- The 1994 video game Disney's Aladdin Activity Center
- Developers: Disney Software / Disney Interactive Gryphon Software
- Publisher: Disney Software / Disney Interactive
- Platforms: Microsoft Windows, Mac OS, PlayStation
- First release: Disney's Aladdin Activity Center 1994

= Disney's Activity Center =

Disney's Activity Center is a series of PC and PlayStation games released by Disney Interactive with each title consisting of various activities and minigames to be completed, using aspects of their licensed property.

== Development ==
Starting in 1996, Sanctuary Woods staff in their local Victoria, British Columbia office became a small part of Disney Interactive's 300 employees, handling the programming, sound and graphic design, and art. Meanwhile, Disney Interactive managed the animation and creative from their Burbank head office. The developers aimed to have a "true and fair representation of the original property", having the feature films' directors and producers working alongside their artists and designers. The developer was one of several interactive divisions of film studios sprouting at the time, including Universal Interactive Studios, Turner Interactive, Fox Interactive, Sony Imagesoft, and Imagination Pilots (MGM). Disney Interactive felt the initial success of the Activity and Storybook games would boost the success of their Learning Series (kicked off with Ready to Read with Pooh) and the first game from their creativity line Disney's Draw & Paint.

== List of games ==

| Game | Year of release | Notes |
|---|---|---|
| Disney's Activity Center: Aladdin | November 1994 | The game's designers and artists worked hand in hand with the film's directors and producers.
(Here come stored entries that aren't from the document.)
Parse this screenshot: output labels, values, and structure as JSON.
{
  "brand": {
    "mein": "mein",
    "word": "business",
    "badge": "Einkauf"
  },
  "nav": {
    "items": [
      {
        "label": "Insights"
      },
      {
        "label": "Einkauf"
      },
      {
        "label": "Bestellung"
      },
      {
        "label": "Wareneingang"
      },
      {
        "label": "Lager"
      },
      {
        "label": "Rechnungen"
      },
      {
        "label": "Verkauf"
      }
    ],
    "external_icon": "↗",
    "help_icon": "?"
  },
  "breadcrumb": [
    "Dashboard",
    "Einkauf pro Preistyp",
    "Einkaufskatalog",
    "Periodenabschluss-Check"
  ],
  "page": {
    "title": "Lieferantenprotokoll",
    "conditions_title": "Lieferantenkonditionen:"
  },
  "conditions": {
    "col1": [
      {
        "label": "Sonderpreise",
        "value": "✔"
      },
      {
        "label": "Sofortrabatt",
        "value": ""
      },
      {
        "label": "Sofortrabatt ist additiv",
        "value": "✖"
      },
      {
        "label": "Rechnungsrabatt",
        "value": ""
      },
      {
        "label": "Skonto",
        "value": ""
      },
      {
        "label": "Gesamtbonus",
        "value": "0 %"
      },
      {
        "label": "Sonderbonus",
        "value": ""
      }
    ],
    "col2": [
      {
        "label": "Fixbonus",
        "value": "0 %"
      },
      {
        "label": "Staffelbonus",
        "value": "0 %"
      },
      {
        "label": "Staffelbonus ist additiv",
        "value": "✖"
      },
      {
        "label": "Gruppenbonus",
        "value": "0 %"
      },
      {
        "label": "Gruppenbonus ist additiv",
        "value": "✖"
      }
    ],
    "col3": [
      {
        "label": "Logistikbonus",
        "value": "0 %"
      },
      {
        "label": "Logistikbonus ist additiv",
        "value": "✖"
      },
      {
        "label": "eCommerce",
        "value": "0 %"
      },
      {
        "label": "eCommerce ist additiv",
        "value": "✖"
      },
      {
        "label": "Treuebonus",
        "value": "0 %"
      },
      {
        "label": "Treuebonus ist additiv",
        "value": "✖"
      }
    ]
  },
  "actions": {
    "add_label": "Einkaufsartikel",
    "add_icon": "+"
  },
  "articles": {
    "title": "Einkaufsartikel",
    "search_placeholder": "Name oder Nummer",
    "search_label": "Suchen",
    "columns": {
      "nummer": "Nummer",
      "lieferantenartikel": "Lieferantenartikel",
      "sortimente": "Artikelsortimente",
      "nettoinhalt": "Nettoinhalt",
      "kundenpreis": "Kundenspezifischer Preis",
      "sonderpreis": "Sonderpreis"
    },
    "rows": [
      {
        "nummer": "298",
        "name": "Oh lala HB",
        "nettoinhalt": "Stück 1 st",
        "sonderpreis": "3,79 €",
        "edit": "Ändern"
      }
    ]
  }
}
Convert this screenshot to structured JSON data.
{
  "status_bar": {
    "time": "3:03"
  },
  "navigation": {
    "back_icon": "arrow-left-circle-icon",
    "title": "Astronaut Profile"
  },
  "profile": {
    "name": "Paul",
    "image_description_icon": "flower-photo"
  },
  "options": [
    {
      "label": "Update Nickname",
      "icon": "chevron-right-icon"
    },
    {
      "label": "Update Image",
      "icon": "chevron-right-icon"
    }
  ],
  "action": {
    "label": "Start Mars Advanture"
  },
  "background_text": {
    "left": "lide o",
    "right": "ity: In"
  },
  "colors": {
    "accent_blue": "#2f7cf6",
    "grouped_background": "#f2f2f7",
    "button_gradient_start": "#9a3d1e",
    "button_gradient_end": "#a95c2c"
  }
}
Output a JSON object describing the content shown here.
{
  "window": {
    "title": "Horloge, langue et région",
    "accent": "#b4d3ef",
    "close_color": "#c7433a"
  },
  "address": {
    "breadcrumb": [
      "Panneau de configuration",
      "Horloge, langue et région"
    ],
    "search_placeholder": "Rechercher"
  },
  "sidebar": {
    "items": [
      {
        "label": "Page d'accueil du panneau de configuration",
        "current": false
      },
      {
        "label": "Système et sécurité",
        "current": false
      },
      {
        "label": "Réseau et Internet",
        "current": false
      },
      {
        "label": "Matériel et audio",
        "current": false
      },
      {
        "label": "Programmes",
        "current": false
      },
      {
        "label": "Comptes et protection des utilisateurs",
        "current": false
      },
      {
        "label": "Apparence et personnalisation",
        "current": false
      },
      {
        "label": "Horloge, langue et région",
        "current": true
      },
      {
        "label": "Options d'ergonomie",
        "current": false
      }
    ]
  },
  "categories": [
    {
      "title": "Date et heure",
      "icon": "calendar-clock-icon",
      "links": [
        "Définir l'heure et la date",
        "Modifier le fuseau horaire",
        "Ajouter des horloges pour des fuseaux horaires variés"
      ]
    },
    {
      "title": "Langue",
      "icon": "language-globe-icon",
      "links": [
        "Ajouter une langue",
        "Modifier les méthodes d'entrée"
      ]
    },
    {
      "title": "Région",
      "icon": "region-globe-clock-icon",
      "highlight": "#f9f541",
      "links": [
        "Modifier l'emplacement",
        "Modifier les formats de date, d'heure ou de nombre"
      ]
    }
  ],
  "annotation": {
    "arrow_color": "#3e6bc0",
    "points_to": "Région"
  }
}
The title sold 100,000 copies by 18 February 1995. |
| Disney's Activity Center: The Lion King | 1995 |  |
| Disney's Activity Center: Toy Story | 1996 |  |
| Disney's Activity Center: The Lion King II: Simba’s Pride | 1998 |  |
| Disney's Activity Center: A Bug's Life | 1998 |  |
| Disney's Activity Center: Beauty and the Beast | 1999 |  |
| Disney's Activity Center: Tarzan | 1999 |  |
| Disney's Activity Center: Toy Story 2 | 2000 |  |
| Disney's Activity Center: Winnie the Pooh | 2000 | Based on the story Winnie the Pooh and the Blustery Day. |
| Disney's Activity Center: Dinosaur | May 16, 2000 |  |
| Disney's Activity Center: The Little Mermaid II: Return to the Sea | 2000 |  |
| Disney's Activity Center: 102 Dalmatians | 2001 |  |
| Disney's Activity Center: The Emperor's New Groove | 2001 |  |
| Disney's Activity Center: Atlantis: The Lost Empire | 2001 |  |
| Disney's Activity Center: Tigger | March 2001 |  |

== Critical reception ==
On AllGame, Disney's The Lion King Activity Center received 3.5 stars, Disney's Aladdin Activity Center received 3.5 stars, Disney's Toy Story Activity Center received 3.5 stars, Disney's Winnie the Pooh Activity Center received 3.5 stars, Disney's 102 Dalmatians Activity Center received 3.5 stars, Disney's Dinosaur Activity Center received 2 stars, Disney's Tigger Activity Center received 3 stars, and Disney's Tarzan Activity Center received 3 stars.

The Boston Herald thought that by 1999, the titles had become predictable cash-ins to Disney films, who would generally have voice actor replacements and the same structure as previous games in the series; the newspaper also commented that Activity Center games were one part of the triad (along with the "action game" and the "print studio" that Disney Interactive would generally release with each new film). Knight Ridder thought the Tarzan triad weren't groundbreaking yet fun enough to keep kids entertained, deeming the Activity Center as a pleasant diversion. The Herald News thought the series was catered toward children and kept them in mind during the design process. The Washington Post considered the games as tie-ins that Disney was cranking out at the time, strictly for fans of the film properties. The Los Angeles Times noted the games featured an online component, but the Internet content wasn't assured as safe by Disney.

== Commercial performance ==
Aladdin was the 3rd most popular education game in the week ended December 2, 1995, and 4th most popular in the Macintosh category in the week ended December 9, 1995. The Lion King was the most popular title in the Macintosh category in the week ended February 3, 1996, the 2nd most popular title in the Macintosh category in the week ended March 5, 1996, and the 8th most popular in the week ended May 4, 1996. In the month of May 1997, Toy Story was the 3rd top-selling software in Home Education (MS-DOS/Windows), while Aladdin and The Lion King were the 4th and 8th best-selling under Home Education (MacIntosh). Tarzan was the 4th top selling education title in the week ended July 17, 1999.